STANDING on the capital city's central pedestrian shopping street, Mohamed Alliche, an independent candidate in Tuesday's local elections, explains why he wants a dissolution of the national assembly and quick national elections. ``When you wash yourself, you start at the top with your head,'' he says. ``That's the way I see what this country needs.''
Most Algerians say their country needs much more reform than multiparty local elections - as novel as they will be in the 28 years of independence - if Algeria is to clean out the bureaucratic inertia and corruption that trouble it.
Several of Algeria's fledgling political parties are calling for moving up national elections now set for 1992. Among these is the Islamic Salvation Front (FIS), Algeria's principal Islamic fundamentalist party, which is expected to emerge from today's vote as one of the country's two strongest political forces.
A few parties that support national elections, including the Socialist Forces Front of the charismatic former revolutionary Hocine Ait Ahmed, are boycotting the June 12 poll, charging it was prematurely called to favor the ruling National Liberation Front.

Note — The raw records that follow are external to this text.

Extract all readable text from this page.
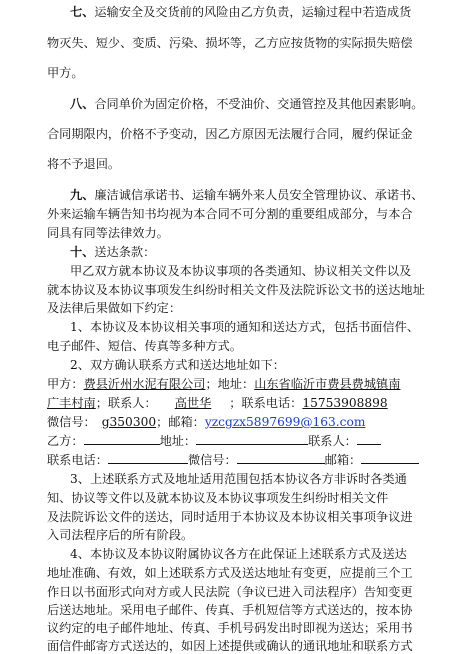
七、运输安全及交货前的风险由乙方负责，运输过程中若造成货
物灭失、短少、变质、污染、损坏等，乙方应按货物的实际损失赔偿
甲方。
八、合同单价为固定价格，不受油价、交通管控及其他因素影响。
合同期限内，价格不予变动，因乙方原因无法履行合同，履约保证金
将不予退回。
九、廉洁诚信承诺书、运输车辆外来人员安全管理协议、承诺书、
外来运输车辆告知书均视为本合同不可分割的重要组成部分，与本合
同具有同等法律效力。
十、送达条款：
甲乙双方就本协议及本协议事项的各类通知、协议相关文件以及
就本协议及本协议事项发生纠纷时相关文件及法院诉讼文书的送达地址
及法律后果做如下约定：
1、本协议及本协议相关事项的通知和送达方式，包括书面信件、
电子邮件、短信、传真等多种方式。
2、双方确认联系方式和送达地址如下：
甲方：费县沂州水泥有限公司；地址：山东省临沂市费县费城镇南
广丰村南；联系人： 高世华 ；联系电话：15753908898
微信号： g350300；邮箱：yzcgzx5897699@163.com
乙方：	地址：	联系人：
联系电话：	微信号：	邮箱：
3、上述联系方式及地址适用范围包括本协议各方非诉时各类通
知、协议等文件以及就本协议及本协议事项发生纠纷时相关文件
及法院诉讼文件的送达，同时适用于本协议及本协议相关事项争议进
入司法程序后的所有阶段。
4、本协议及本协议附属协议各方在此保证上述联系方式及送达
地址准确、有效，如上述联系方式及送达地址有变更，应提前三个工
作日以书面形式向对方或人民法院（争议已进入司法程序）告知变更
后送达地址。采用电子邮件、传真、手机短信等方式送达的，按本协
议约定的电子邮件地址、传真、手机号码发出时即视为送达；采用书
面信件邮寄方式送达的，如因上述提供或确认的通讯地址和联系方式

Not everyone agrees that holding national elections now is the answer for a country in which political organizations, other than the ruling FLN have only been legal for little more than a year. ``We are learning democracy as we go,'' says Tahar Bensmina, another independent candidate. ``If national elections were held now, the FLN would certainly win because, as unhappy as people are, they would fear the others' inexperience.''
The FLN enjoys tremendous advantages, including a loyal nationwide bureaucracy, a huge headquarters, and poorly disguised control of the media. If, despite all that, the party loses the local elections, demands for national elections will certainly grow.